What better day to write about this book than one where the sun is shining through my window and reminding me of a place that I have wonderful memories of – Goa! Family vacations, good food and sunshine. ‘Teresa’s Man & Other Stories’ by Damodar Mauzo was originally written in Konkani and has been translated into English by Xavier Cota. When I became aware of this, I was thrilled to say the least as Konkani is my mother tongue and is spoken only by a minority of the Indian populace. The translator’s note at the very end of the book is very insightful as it gives you a few facts about the book e.g. that it was written across 4 decades.

The flavour of the book is humble as its stories narrate the lives of Goans. One is often reminded of the idyllic way of life and at the same time one inevitably takes notice of the fact that although Goa is a vacation spot for many, for Goans it still remains a place where they have to earn a livelihood and face life in all its hues. The stories do a good job of providing a glimpse into the customs and lifestyle of Goa’s 2 dominant religious communities – Christianity and Hinduism.

The book cover is very attractive as it depicts a sketch of a Goan village and makes one want to instantly find out what lies within. The characters come briskly to life in the various stories and I found a couple of characters so endearing that I reread that story! I won’t reveal  which one as I don’t want to create a bias before you even start reading.

There are 14 stories in total and my most favourite ones are ‘The Vighnaharta’ as it spoke of the Ganesh Chaturhi festival which has great significance to me and my family and ‘Electoral Empowerment’ which beautifully narrates how the simple act of casting a vote can lead to women empowerment in a patriarchal society.
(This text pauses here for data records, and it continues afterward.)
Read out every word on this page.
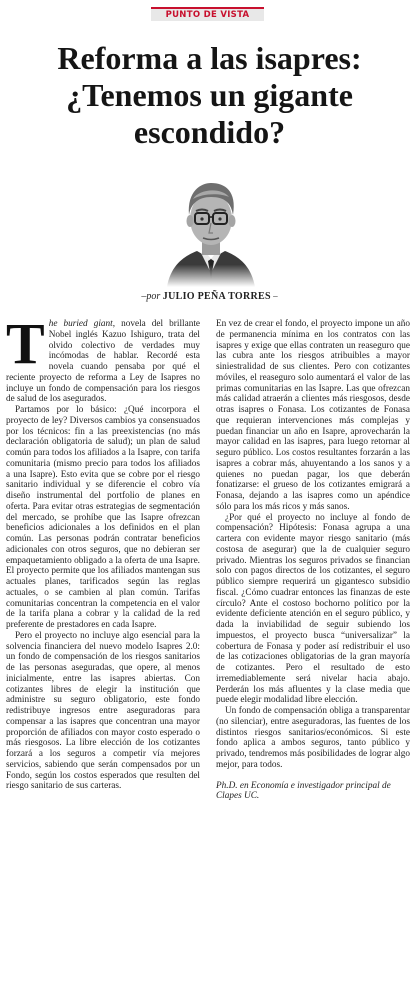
PUNTO DE VISTA
Reforma a las isapres: ¿Tenemos un gigante escondido?
–por JULIO PEÑA TORRES –

The buried giant, novela del brillante Nobel inglés Kazuo Ishiguro, trata del olvido colectivo de verdades muy incómodas de hablar. Recordé esta novela cuando pensaba por qué el reciente proyecto de reforma a Ley de Isapres no incluye un fondo de compensación para los riesgos de salud de los asegurados.

Partamos por lo básico: ¿Qué incorpora el proyecto de ley? Diversos cambios ya consensuados por los técnicos: fin a las preexistencias (no más declaración obligatoria de salud); un plan de salud común para todos los afiliados a la Isapre, con tarifa comunitaria (mismo precio para todos los afiliados a una Isapre). Esto evita que se cobre por el riesgo sanitario individual y se diferencie el cobro vía diseño instrumental del portfolio de planes en oferta. Para evitar otras estrategias de segmentación del mercado, se prohíbe que las Isapre ofrezcan beneficios adicionales a los definidos en el plan común. Las personas podrán contratar beneficios adicionales con otros seguros, que no debieran ser empaquetamiento obligado a la oferta de una Isapre. El proyecto permite que los afiliados mantengan sus actuales planes, tarificados según las reglas actuales, o se cambien al plan común. Tarifas comunitarias concentran la competencia en el valor de la tarifa plana a cobrar y la calidad de la red preferente de prestadores en cada Isapre.

Pero el proyecto no incluye algo esencial para la solvencia financiera del nuevo modelo Isapres 2.0: un fondo de compensación de los riesgos sanitarios de las personas aseguradas, que opere, al menos inicialmente, entre las isapres abiertas. Con cotizantes libres de elegir la institución que administre su seguro obligatorio, este fondo redistribuye ingresos entre aseguradoras para compensar a las isapres que concentran una mayor proporción de afiliados con mayor costo esperado o más riesgosos. La libre elección de los cotizantes forzará a los seguros a competir vía mejores servicios, sabiendo que serán compensados por un Fondo, según los costos esperados que resulten del riesgo sanitario de sus carteras.

En vez de crear el fondo, el proyecto impone un año de permanencia mínima en los contratos con las isapres y exige que ellas contraten un reaseguro que las cubra ante los riesgos atribuibles a mayor siniestralidad de sus clientes. Pero con cotizantes móviles, el reaseguro solo aumentará el valor de las primas comunitarias en las Isapre. Las que ofrezcan más calidad atraerán a clientes más riesgosos, desde otras isapres o Fonasa. Los cotizantes de Fonasa que requieran intervenciones más complejas y puedan financiar un año en Isapre, aprovecharán la mayor calidad en las isapres, para luego retornar al seguro público. Los costos resultantes forzarán a las isapres a cobrar más, ahuyentando a los sanos y a quienes no puedan pagar, los que deberán fonatizarse: el grueso de los cotizantes emigrará a Fonasa, dejando a las isapres como un apéndice sólo para los más ricos y más sanos.

¿Por qué el proyecto no incluye al fondo de compensación? Hipótesis: Fonasa agrupa a una cartera con evidente mayor riesgo sanitario (más costosa de asegurar) que la de cualquier seguro privado. Mientras los seguros privados se financian solo con pagos directos de los cotizantes, el seguro público siempre requerirá un gigantesco subsidio fiscal. ¿Cómo cuadrar entonces las finanzas de este círculo? Ante el costoso bochorno político por la evidente deficiente atención en el seguro público, y dada la inviabilidad de seguir subiendo los impuestos, el proyecto busca “universalizar” la cobertura de Fonasa y poder así redistribuir el uso de las cotizaciones obligatorias de la gran mayoría de cotizantes. Pero el resultado de esto irremediablemente será nivelar hacia abajo. Perderán los más afluentes y la clase media que puede elegir modalidad libre elección.

Un fondo de compensación obliga a transparentar (no silenciar), entre aseguradoras, las fuentes de los distintos riesgos sanitarios/económicos. Si este fondo aplica a ambos seguros, tanto público y privado, tendremos más posibilidades de lograr algo mejor, para todos.

Ph.D. en Economía e investigador principal de Clapes UC.
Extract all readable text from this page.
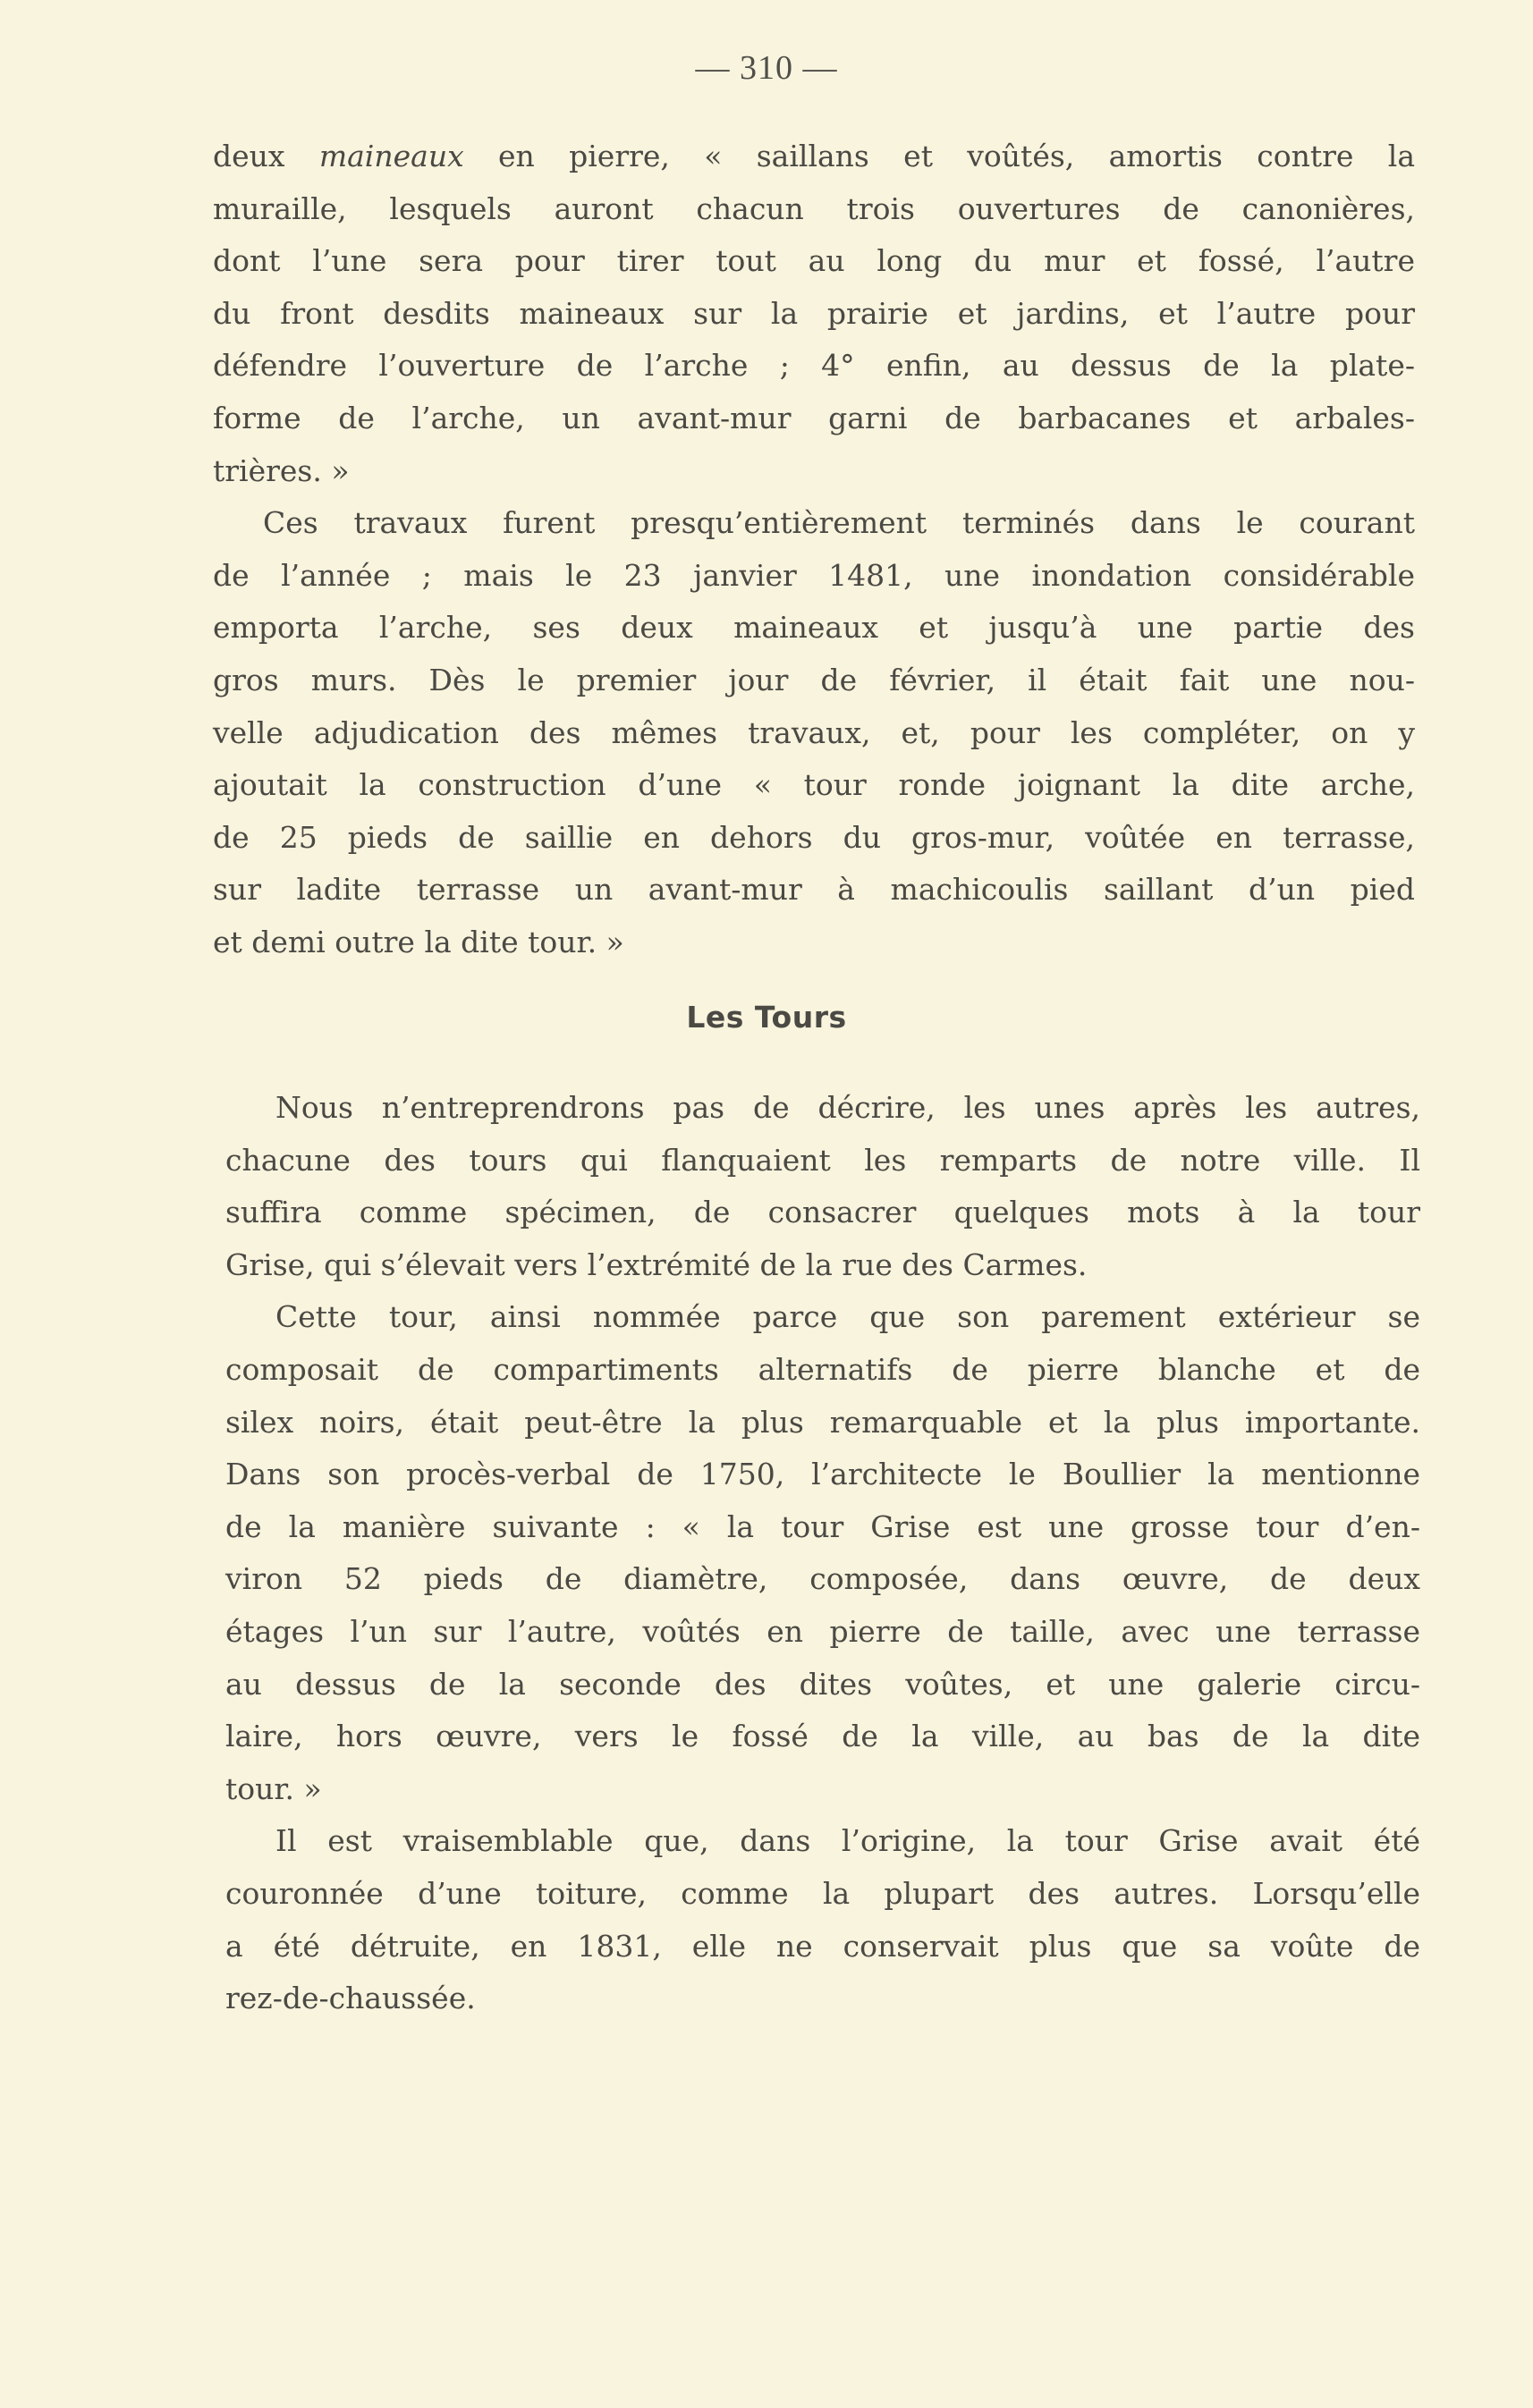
— 310 —
deux maineaux en pierre, « saillans et voûtés, amortis contre la
muraille, lesquels auront chacun trois ouvertures de canonières,
dont l’une sera pour tirer tout au long du mur et fossé, l’autre
du front desdits maineaux sur la prairie et jardins, et l’autre pour
défendre l’ouverture de l’arche ; 4° enfin, au dessus de la plate-
forme de l’arche, un avant-mur garni de barbacanes et arbales-
trières. »
Ces travaux furent presqu’entièrement terminés dans le courant
de l’année ; mais le 23 janvier 1481, une inondation considérable
emporta l’arche, ses deux maineaux et jusqu’à une partie des
gros murs. Dès le premier jour de février, il était fait une nou-
velle adjudication des mêmes travaux, et, pour les compléter, on y
ajoutait la construction d’une « tour ronde joignant la dite arche,
de 25 pieds de saillie en dehors du gros-mur, voûtée en terrasse,
sur ladite terrasse un avant-mur à machicoulis saillant d’un pied
et demi outre la dite tour. »
Les Tours
Nous n’entreprendrons pas de décrire, les unes après les autres,
chacune des tours qui flanquaient les remparts de notre ville. Il
suffira comme spécimen, de consacrer quelques mots à la tour
Grise, qui s’élevait vers l’extrémité de la rue des Carmes.
Cette tour, ainsi nommée parce que son parement extérieur se
composait de compartiments alternatifs de pierre blanche et de
silex noirs, était peut-être la plus remarquable et la plus importante.
Dans son procès-verbal de 1750, l’architecte le Boullier la mentionne
de la manière suivante : « la tour Grise est une grosse tour d’en-
viron 52 pieds de diamètre, composée, dans œuvre, de deux
étages l’un sur l’autre, voûtés en pierre de taille, avec une terrasse
au dessus de la seconde des dites voûtes, et une galerie circu-
laire, hors œuvre, vers le fossé de la ville, au bas de la dite
tour. »
Il est vraisemblable que, dans l’origine, la tour Grise avait été
couronnée d’une toiture, comme la plupart des autres. Lorsqu’elle
a été détruite, en 1831, elle ne conservait plus que sa voûte de
rez-de-chaussée.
To be fair, I have to say that of all the stories, I didn’t like the one mentioned in the title of the book ‘Teresa’s Man’ as according to me it serves to fan the proverbial patriarchal furnace that Indian society often is.

I enjoyed reading this book and it has definitely made it to my list of favourites. Credit here goes to translators like Xavier Cota that create awareness about the rich body of literature that exists in India’s many regional languages. This book is a great find and is truly a gem! I have well and truly been initiated into translated work and look forward to seeking out many more such books.